26 de diciembre de 2010

La sal de la carretera

Viajo muy despacio. La sal, reseca por el sol, forma un polvillo blanquecino sobre la carretera en el que se marca el paso de cada coche. La nieve reluce muy cerca. A ratos voy en silencio, a ratos escucho el ruido del motor, a ratos oigo algún programa en la radio. Hoy hace sol.

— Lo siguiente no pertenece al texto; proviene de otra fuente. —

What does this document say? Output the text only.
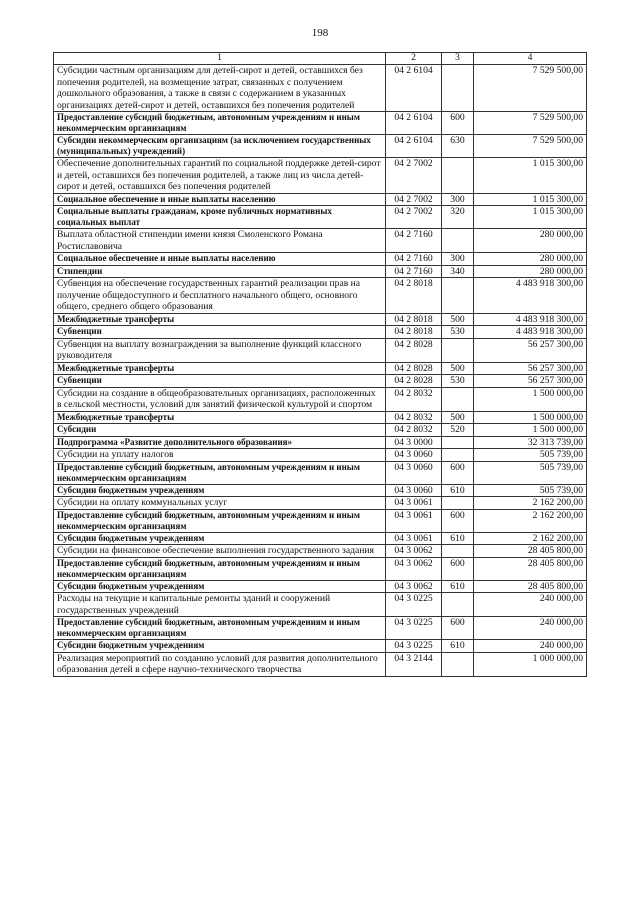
198
1	2	3	4
Субсидии частным организациям для детей-сирот и детей, оставшихся без попечения родителей, на возмещение затрат, связанных с получением дошкольного образования, а также в связи с содержанием в указанных организациях детей-сирот и детей, оставшихся без попечения родителей	04 2 6104		7 529 500,00
Предоставление субсидий бюджетным, автономным учреждениям и иным некоммерческим организациям	04 2 6104	600	7 529 500,00
Субсидии некоммерческим организациям (за исключением государственных (муниципальных) учреждений)	04 2 6104	630	7 529 500,00
Обеспечение дополнительных гарантий по социальной поддержке детей-сирот и детей, оставшихся без попечения родителей, а также лиц из числа детей-сирот и детей, оставшихся без попечения родителей	04 2 7002		1 015 300,00
Социальное обеспечение и иные выплаты населению	04 2 7002	300	1 015 300,00
Социальные выплаты гражданам, кроме публичных нормативных социальных выплат	04 2 7002	320	1 015 300,00
Выплата областной стипендии имени князя Смоленского Романа Ростиславовича	04 2 7160		280 000,00
Социальное обеспечение и иные выплаты населению	04 2 7160	300	280 000,00
Стипендии	04 2 7160	340	280 000,00
Субвенция на обеспечение государственных гарантий реализации прав на получение общедоступного и бесплатного начального общего, основного общего, среднего общего образования	04 2 8018		4 483 918 300,00
Межбюджетные трансферты	04 2 8018	500	4 483 918 300,00
Субвенции	04 2 8018	530	4 483 918 300,00
Субвенция на выплату вознаграждения за выполнение функций классного руководителя	04 2 8028		56 257 300,00
Межбюджетные трансферты	04 2 8028	500	56 257 300,00
Субвенции	04 2 8028	530	56 257 300,00
Субсидии на создание в общеобразовательных организациях, расположенных в сельской местности, условий для занятий физической культурой и спортом	04 2 8032		1 500 000,00
Межбюджетные трансферты	04 2 8032	500	1 500 000,00
Субсидии	04 2 8032	520	1 500 000,00
Подпрограмма «Развитие дополнительного образования»	04 3 0000		32 313 739,00
Субсидии на уплату налогов	04 3 0060		505 739,00
Предоставление субсидий бюджетным, автономным учреждениям и иным некоммерческим организациям	04 3 0060	600	505 739,00
Субсидии бюджетным учреждениям	04 3 0060	610	505 739,00
Субсидии на оплату коммунальных услуг	04 3 0061		2 162 200,00
Предоставление субсидий бюджетным, автономным учреждениям и иным некоммерческим организациям	04 3 0061	600	2 162 200,00
Субсидии бюджетным учреждениям	04 3 0061	610	2 162 200,00
Субсидии на финансовое обеспечение выполнения государственного задания	04 3 0062		28 405 800,00
Предоставление субсидий бюджетным, автономным учреждениям и иным некоммерческим организациям	04 3 0062	600	28 405 800,00
Субсидии бюджетным учреждениям	04 3 0062	610	28 405 800,00
Расходы на текущие и капитальные ремонты зданий и сооружений государственных учреждений	04 3 0225		240 000,00
Предоставление субсидий бюджетным, автономным учреждениям и иным некоммерческим организациям	04 3 0225	600	240 000,00
Субсидии бюджетным учреждениям	04 3 0225	610	240 000,00
Реализация мероприятий по созданию условий для развития дополнительного образования детей в сфере научно-технического творчества	04 3 2144		1 000 000,00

Después del periódico, por la noche leo unas fotocopias con el homenaje que Roland Barthes escribió para Michelangelo Antonioni. Empieza así:

En su tipología, Nietzsche distingue dos figuras: el sacerdote y el artista. Hoy en día, tenemos sacerdotes de sobra: en todas las religiones e incluso fuera de la religión; pero ¿artistas? Quisiera, querido Antonioni, que me prestara un momento algunos rasgos de su obra para permitirme fijar las tres fuerzas, o, si lo prefiere, las tres virtudes que a mis ojos constituyen el artista. Las nombro ahora mismo: la vigilancia, la sabiduría y, la más paradójica de todas, la fragilidad.

21 de diciembre de 2010











Un fragmento de ADN

20 de diciembre de 2010

Solve et coagula

Solve et coagula.

Es la fórmula que resumía el arte de la transmutación en los alquimistas: disuelve y reúne. Hablaban de transmutar un metal en otro, un caos primitivo en oro. Lo leo en un libro raro: "Catarsis" de Andrzej Szczeklik, un médico (me animé a leerlo porque el prólogo es del poeta Czeslaw Milosz).

18 de diciembre de 2010

Una voz en el circo Price

Se apagaron las luces y callaron las conversaciones del público que lo esperaba, se hizo el silencio. Y del medio de la sala, a oscuras, comenzó a llegar su voz sola, sin acompañamiento al principio, luego arropada, aunque de momento sin instrumentos. Un canto denso y envolvente, a ratos seco. Desde lo alto de la tribuna del circo Price, en Madrid, apenas se veía nada allá abajo. Pero llegaba su voz y no se escuchaba otra cosa. Un canto conmovedor, algo que giraba y ascendía en aquel escenario circular. Así siguió un buen rato hasta que se encendió alguna luz en el escenario, y en el pasillo entre butacas, para que aquel pequeño grupo de cantantes avanzara y pudiera subir al escenario. Allí acabó aquella primera canción, los aplausos cerrados, su voz ronca, socarrona, tranquila y cariñosa. Por momentos los puños y los ojos cerrados, la elegancia en todo el cuerpo sentado, la luz oscura que caía sobre su traje, la luz más blanca también. Poco a poco cantó en un flamenco de letras nuevas que a él le gustaba escoger. Mucho frío fuera y el cante que se alargaba durante aquella noche. Todo pasó muy rápido. Dentro hacía mucho calor (había llegado corriendo, casi no llego). Fue el 20 de febrero de este año. Un concierto de Enrique Morente.

Un día inolvidable.

16 de diciembre de 2010

Sentido no es significado

Una de los mejores bálsamos que conozco para tratar las heridas es escuchar la música de Bach.

Hoy, en medio de un frío polar (dentro y fuera), viajé con toda la atención puesta en la Misa en Si Menor dirigida además por Nikolaus Harnoncourt. Es una pieza vocal luminosa y brillante, deslumbrante, entregada a algo que va más allá de ella y que la recorre sin dejarse ver.

Pero al mismo tiempo la música no debe servir para tratar las heridas, ni mucho menos para entretenerse en darles lametones más o menos concienzudamente. Hace unos días leí una entrevisa al filósofo Eugenio Trías en la que decía que la música no posee significación, pero rebosa de sentido. Y creo que debe ser eso lo que ayuda a regenerar los tejidos muertos: el sentido.

Porque, de alguna manera, las heridas son una pérdida de sentido de algo que forma parte de la esfera de nuestro mundo. Y el estar cerca, simplemente eso, de algo que rebosa otro sentido hace que, por simple ósmosis, nuestras células más internas vuelvan a latir. Encontrar sentido a lo que no parece tenerlo, a lo que se nos niega, a lo que parece estar muy lejos de tener un significado, a veces es una buena razón para querer despertar.